Review by Daniel Ott forthcoming.

Description

US citizens perceive their society to be one of the most diverse and religiously tolerant in the world today. Yet seemingly intractable religious intolerance and moral conflict abound throughout contemporary US public life - from abortion law battles, same-sex marriage, post-9/11 Islamophobia, public school curriculum controversies, to moral and religious dimensions of the Black Lives Matter and Occupy Wall Street movements, and Tea Party populism. Healthy Conflict in Contemporary American Society develops an approach to democratic discourse and coalition-building across deep moral and religious divisions.

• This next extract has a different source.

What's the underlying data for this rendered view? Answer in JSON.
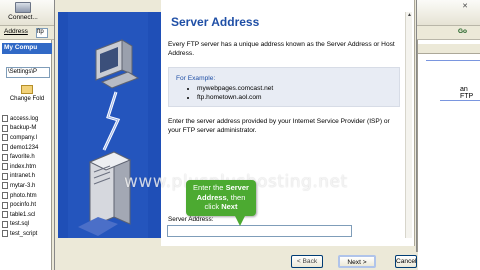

Drawing on conflict transformation in peace studies, recent American pragmatist thought, and models of agonistic democracy, Jason Springs argues that, in circumstances riven with conflict between strong religious identities and deep moral and political commitments, productive engagement may depend on thinking creatively about how to constructively utilize conflict and intolerance. The result is an approach oriented by the recognition of conflict as a constituent and life-giving feature of social and political relationships.

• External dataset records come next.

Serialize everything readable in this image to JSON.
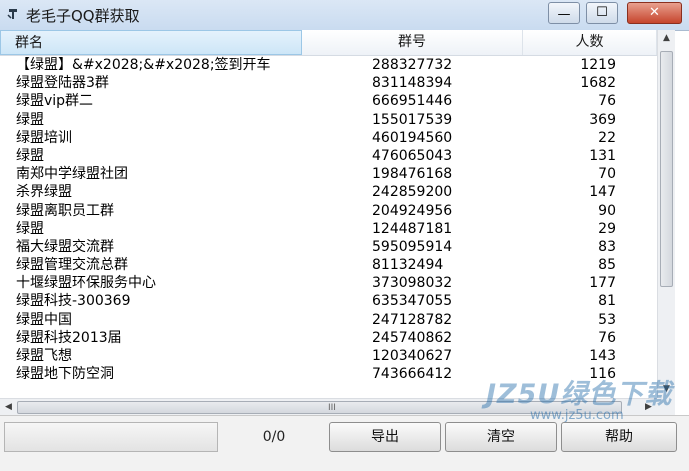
{
  "window": {
    "title": "老毛子QQ群获取",
    "min_glyph": "—",
    "max_glyph": "☐",
    "close_glyph": "✕"
  },
  "list": {
    "headers": {
      "name": "群名",
      "number": "群号",
      "count": "人数"
    },
    "rows": [
      {
        "name": "【绿盟】&#x2028;&#x2028;签到开车",
        "number": "288327732",
        "count": "1219"
      },
      {
        "name": "绿盟登陆器3群",
        "number": "831148394",
        "count": "1682"
      },
      {
        "name": "绿盟vip群二",
        "number": "666951446",
        "count": "76"
      },
      {
        "name": "绿盟",
        "number": "155017539",
        "count": "369"
      },
      {
        "name": "绿盟培训",
        "number": "460194560",
        "count": "22"
      },
      {
        "name": "绿盟",
        "number": "476065043",
        "count": "131"
      },
      {
        "name": "南郑中学绿盟社团",
        "number": "198476168",
        "count": "70"
      },
      {
        "name": "杀界绿盟",
        "number": "242859200",
        "count": "147"
      },
      {
        "name": "绿盟离职员工群",
        "number": "204924956",
        "count": "90"
      },
      {
        "name": "绿盟",
        "number": "124487181",
        "count": "29"
      },
      {
        "name": "福大绿盟交流群",
        "number": "595095914",
        "count": "83"
      },
      {
        "name": "绿盟管理交流总群",
        "number": "81132494",
        "count": "85"
      },
      {
        "name": "十堰绿盟环保服务中心",
        "number": "373098032",
        "count": "177"
      },
      {
        "name": "绿盟科技-300369",
        "number": "635347055",
        "count": "81"
      },
      {
        "name": "绿盟中国",
        "number": "247128782",
        "count": "53"
      },
      {
        "name": "绿盟科技2013届",
        "number": "245740862",
        "count": "76"
      },
      {
        "name": "绿盟飞想",
        "number": "120340627",
        "count": "143"
      },
      {
        "name": "绿盟地下防空洞",
        "number": "743666412",
        "count": "116"
      }
    ]
  },
  "scrollbars": {
    "up_arrow": "▲",
    "down_arrow": "▼",
    "left_arrow": "◀",
    "right_arrow": "▶",
    "grip": "III"
  },
  "bottom": {
    "counter": "0/0",
    "export_label": "导出",
    "clear_label": "清空",
    "help_label": "帮助"
  },
  "watermark": {
    "brand": "JZ5U绿色下载",
    "url": "www.jz5u.com"
  },
  "colors": {
    "titlebar": "#c9dbf0",
    "close_button": "#c6452d",
    "header_selected": "#cde6f7"
  }
}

About the Author(s)/Editor(s)/Translator(s): 

Jason A. Springs is Associate Professor of Religion, Ethics, and Peace Studies at the Kroc Institute for International Peace Studies, University of Notre Dame. Springs's articles appear in the Journal of Religious Ethics, the Journal for the American Academy of Religion, the Journal of Religion, and Soundings: An Interdisciplinary Journal. He is the author of Toward a Generous Orthodoxy: Prospects for Hans Frei's Postliberal Theology (2010), and co-author (with Atalia Omer) of Religious Nationalism: A Reference Handbook (2013).